No generation before you has been able to do this. It is a daunting task that requires attention and devotion, every day and not just every four years.
What people say about your generation sounds hauntingly familiar to me. When I was in high school, my father called the students who protested on college campuses “goddam long-haired, communist hippie freaks.” His generation felt that we baby boomers were at the heart of what was wrong with the world, perceiving us as lazy bums who wanted to smoke pot in a purple haze and avoid getting a decent job as long as we could.
The narrative then was much the same as the narrative now. We, too, were disillusioned with our leaders. And after Richard Nixon’s resignation, we grew distrustful of politicians. “Don’t trust anyone over 30” became the mantra of our generation.

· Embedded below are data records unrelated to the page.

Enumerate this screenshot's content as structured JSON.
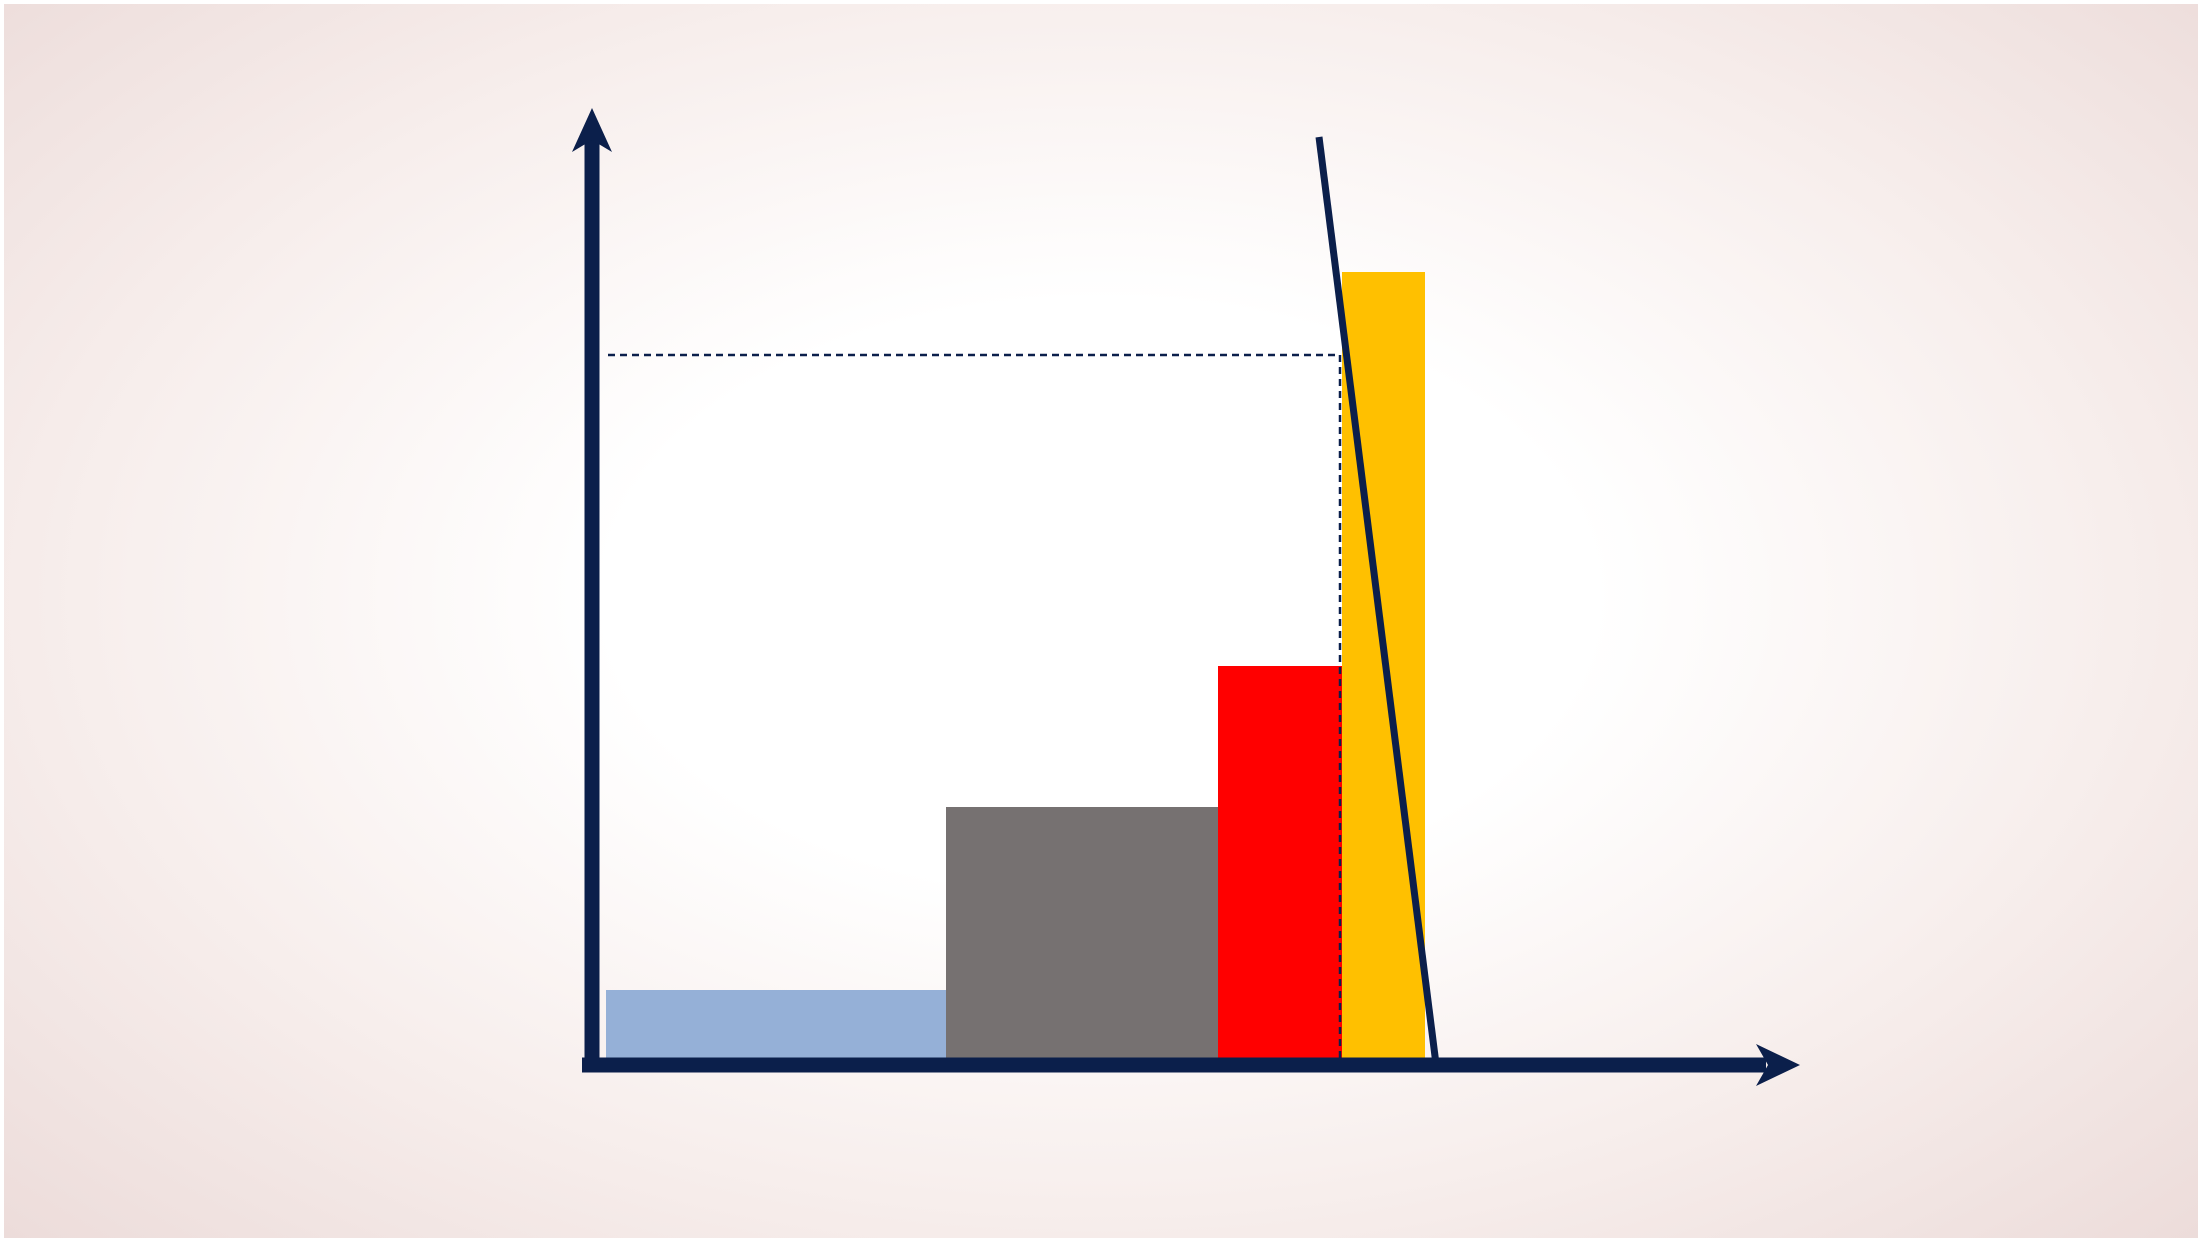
{
  "diagram": {
    "colors": {
      "background_edge": "#ead8d6",
      "axis": "#0b1f4b",
      "dashed_line": "#0b1f4b",
      "bar_1": "#95b0d7",
      "bar_2": "#767171",
      "bar_3": "#ff0000",
      "bar_4": "#ffc000"
    },
    "bars": [
      {
        "name": "bar-light-blue",
        "color_key": "bar_1"
      },
      {
        "name": "bar-gray",
        "color_key": "bar_2"
      },
      {
        "name": "bar-red",
        "color_key": "bar_3"
      },
      {
        "name": "bar-yellow",
        "color_key": "bar_4"
      }
    ]
  }
}
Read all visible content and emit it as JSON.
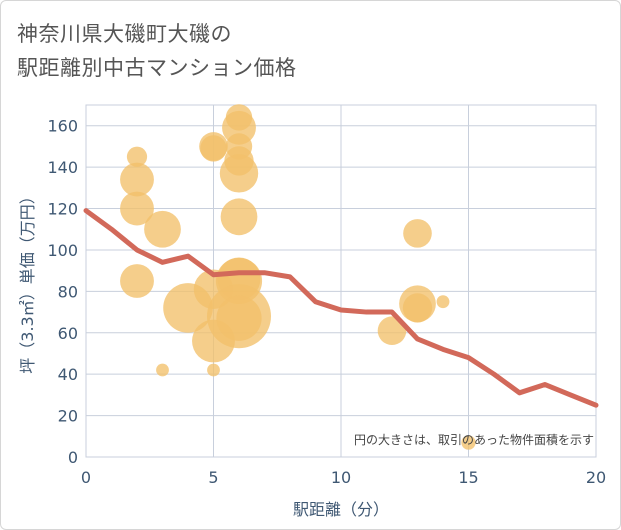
{
  "title_line1": "神奈川県大磯町大磯の",
  "title_line2": "駅距離別中古マンション価格",
  "chart_data": {
    "type": "scatter",
    "xlabel": "駅距離（分）",
    "ylabel": "坪（3.3㎡）単価（万円）",
    "xlim": [
      0,
      20
    ],
    "ylim": [
      0,
      170
    ],
    "xticks": [
      0,
      5,
      10,
      15,
      20
    ],
    "yticks": [
      0,
      20,
      40,
      60,
      80,
      100,
      120,
      140,
      160
    ],
    "annotation": "円の大きさは、取引のあった物件面積を示す",
    "colors": {
      "bubble": "#f2c06a",
      "line": "#d2695a",
      "grid": "#c8cfdc",
      "axis_text": "#3f5873"
    },
    "bubbles": [
      {
        "x": 2,
        "y": 145,
        "size": 0.1
      },
      {
        "x": 2,
        "y": 134,
        "size": 0.28
      },
      {
        "x": 2,
        "y": 120,
        "size": 0.28
      },
      {
        "x": 2,
        "y": 85,
        "size": 0.28
      },
      {
        "x": 3,
        "y": 110,
        "size": 0.33
      },
      {
        "x": 3,
        "y": 42,
        "size": 0.04
      },
      {
        "x": 4,
        "y": 72,
        "size": 0.6
      },
      {
        "x": 5,
        "y": 150,
        "size": 0.2
      },
      {
        "x": 5,
        "y": 149,
        "size": 0.17
      },
      {
        "x": 5,
        "y": 81,
        "size": 0.38
      },
      {
        "x": 5,
        "y": 56,
        "size": 0.45
      },
      {
        "x": 5,
        "y": 42,
        "size": 0.04
      },
      {
        "x": 6,
        "y": 164,
        "size": 0.17
      },
      {
        "x": 6,
        "y": 159,
        "size": 0.28
      },
      {
        "x": 6,
        "y": 150,
        "size": 0.17
      },
      {
        "x": 6,
        "y": 143,
        "size": 0.21
      },
      {
        "x": 6,
        "y": 137,
        "size": 0.36
      },
      {
        "x": 6,
        "y": 116,
        "size": 0.33
      },
      {
        "x": 6,
        "y": 86,
        "size": 0.45
      },
      {
        "x": 6,
        "y": 85,
        "size": 0.52
      },
      {
        "x": 6,
        "y": 68,
        "size": 1.0
      },
      {
        "x": 6,
        "y": 67,
        "size": 0.5
      },
      {
        "x": 12,
        "y": 61,
        "size": 0.2
      },
      {
        "x": 13,
        "y": 108,
        "size": 0.2
      },
      {
        "x": 13,
        "y": 74,
        "size": 0.33
      },
      {
        "x": 13,
        "y": 72,
        "size": 0.21
      },
      {
        "x": 14,
        "y": 75,
        "size": 0.04
      },
      {
        "x": 15,
        "y": 7,
        "size": 0.05
      }
    ],
    "trend": {
      "x": [
        0,
        1,
        2,
        3,
        4,
        5,
        6,
        7,
        8,
        9,
        10,
        11,
        12,
        13,
        14,
        15,
        16,
        17,
        18,
        19,
        20
      ],
      "y": [
        119,
        110,
        100,
        94,
        97,
        88,
        89,
        89,
        87,
        75,
        71,
        70,
        70,
        57,
        52,
        48,
        40,
        31,
        35,
        30,
        25
      ]
    }
  }
}
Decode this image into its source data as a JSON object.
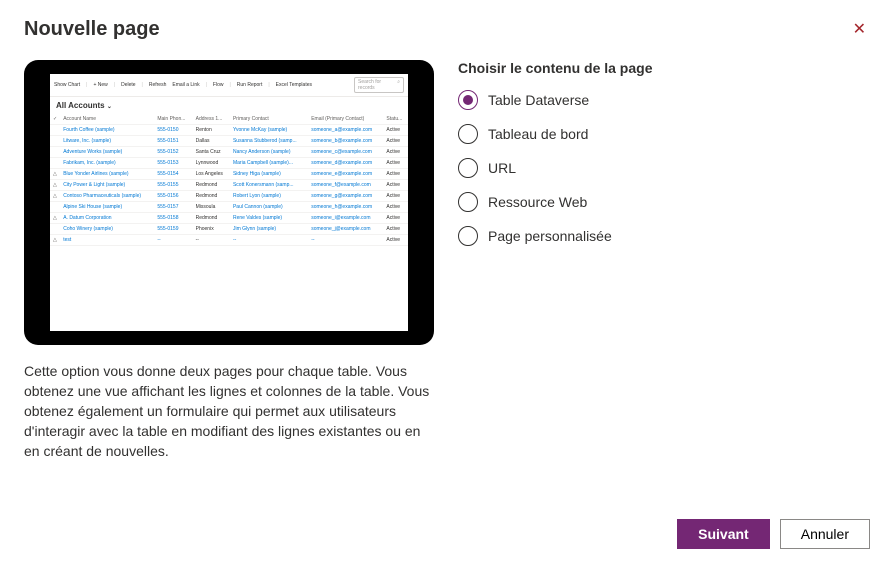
{
  "dialog": {
    "title": "Nouvelle page"
  },
  "description": "Cette option vous donne deux pages pour chaque table. Vous obtenez une vue affichant les lignes et colonnes de la table. Vous obtenez également un formulaire qui permet aux utilisateurs d'interagir avec la table en modifiant des lignes existantes ou en en créant de nouvelles.",
  "section_label": "Choisir le contenu de la page",
  "options": {
    "o0": "Table Dataverse",
    "o1": "Tableau de bord",
    "o2": "URL",
    "o3": "Ressource Web",
    "o4": "Page personnalisée"
  },
  "buttons": {
    "next": "Suivant",
    "cancel": "Annuler"
  },
  "preview": {
    "toolbar": {
      "chart": "Show Chart",
      "new": "New",
      "delete": "Delete",
      "refresh": "Refresh",
      "email": "Email a Link",
      "flow": "Flow",
      "report": "Run Report",
      "templates": "Excel Templates",
      "search": "Search for records"
    },
    "view_title": "All Accounts",
    "columns": {
      "c0": "Account Name",
      "c1": "Main Phon...",
      "c2": "Address 1...",
      "c3": "Primary Contact",
      "c4": "Email (Primary Contact)",
      "c5": "Statu..."
    },
    "rows": {
      "r0": {
        "name": "Fourth Coffee (sample)",
        "phone": "555-0150",
        "city": "Renton",
        "contact": "Yvonne McKay (sample)",
        "email": "someone_a@example.com",
        "status": "Active"
      },
      "r1": {
        "name": "Litware, Inc. (sample)",
        "phone": "555-0151",
        "city": "Dallas",
        "contact": "Susanna Stubberod (samp...",
        "email": "someone_b@example.com",
        "status": "Active"
      },
      "r2": {
        "name": "Adventure Works (sample)",
        "phone": "555-0152",
        "city": "Santa Cruz",
        "contact": "Nancy Anderson (sample)",
        "email": "someone_c@example.com",
        "status": "Active"
      },
      "r3": {
        "name": "Fabrikam, Inc. (sample)",
        "phone": "555-0153",
        "city": "Lynnwood",
        "contact": "Maria Campbell (sample)...",
        "email": "someone_d@example.com",
        "status": "Active"
      },
      "r4": {
        "name": "Blue Yonder Airlines (sample)",
        "phone": "555-0154",
        "city": "Los Angeles",
        "contact": "Sidney Higa (sample)",
        "email": "someone_e@example.com",
        "status": "Active"
      },
      "r5": {
        "name": "City Power & Light (sample)",
        "phone": "555-0155",
        "city": "Redmond",
        "contact": "Scott Konersmann (samp...",
        "email": "someone_f@example.com",
        "status": "Active"
      },
      "r6": {
        "name": "Contoso Pharmaceuticals (sample)",
        "phone": "555-0156",
        "city": "Redmond",
        "contact": "Robert Lyon (sample)",
        "email": "someone_g@example.com",
        "status": "Active"
      },
      "r7": {
        "name": "Alpine Ski House (sample)",
        "phone": "555-0157",
        "city": "Missoula",
        "contact": "Paul Cannon (sample)",
        "email": "someone_h@example.com",
        "status": "Active"
      },
      "r8": {
        "name": "A. Datum Corporation",
        "phone": "555-0158",
        "city": "Redmond",
        "contact": "Rene Valdes (sample)",
        "email": "someone_i@example.com",
        "status": "Active"
      },
      "r9": {
        "name": "Coho Winery (sample)",
        "phone": "555-0159",
        "city": "Phoenix",
        "contact": "Jim Glynn (sample)",
        "email": "someone_j@example.com",
        "status": "Active"
      },
      "r10": {
        "name": "test",
        "phone": "--",
        "city": "--",
        "contact": "--",
        "email": "--",
        "status": "Active"
      }
    }
  },
  "colors": {
    "accent": "#742774",
    "link": "#0078d4",
    "close": "#a4262c"
  }
}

We disengaged. With the exception of Bobby Kennedy in 1968, no presidential candidate of my lifetime generated the kind of energy Barack Obama inspired. Many of my contemporaries didn’t even vote in presidential elections. And even those who did disengaged between elections, much as you did after 2004.
Every single person who voted for Barack Obama and then returned to their own lives, leaving him to carry the torch with a few devoted disciples, bears responsibility for his failure to live up to our expectations for hope and change.
I envy you your certainty that Bernie Sanders is the prophet who can lead us out of the wilderness. I believe that you may have the power to elect him. But of one thing I am sure: Electing any president to office is not enough. You can’t just be boisterous and loud at election time—when you’ll have a few weeks of fame in the mainstream media. You must take every opportunity to work for social justice, to engage in civic dialogue, to use your voice to demand honesty and ethics and generosity from yourselves and your leaders. You must make your voice heard in midterm elections as well. You must generate the same kind of excitement and enthusiasm you displayed in Iowa every time the voting machines are rolled out.
If you don’t, you will repeat the mistake of every previous generation of my lifetime, and nothing will change. And no one disputes the fact that we need change.
Every great revolution in our nation’s history—from gaining independence to ending slavery to ensuring equal rights—has come only when citizens have banded together and committed themselves for the long-haul to what is just and right.
Will you have the commitment that my generation has not?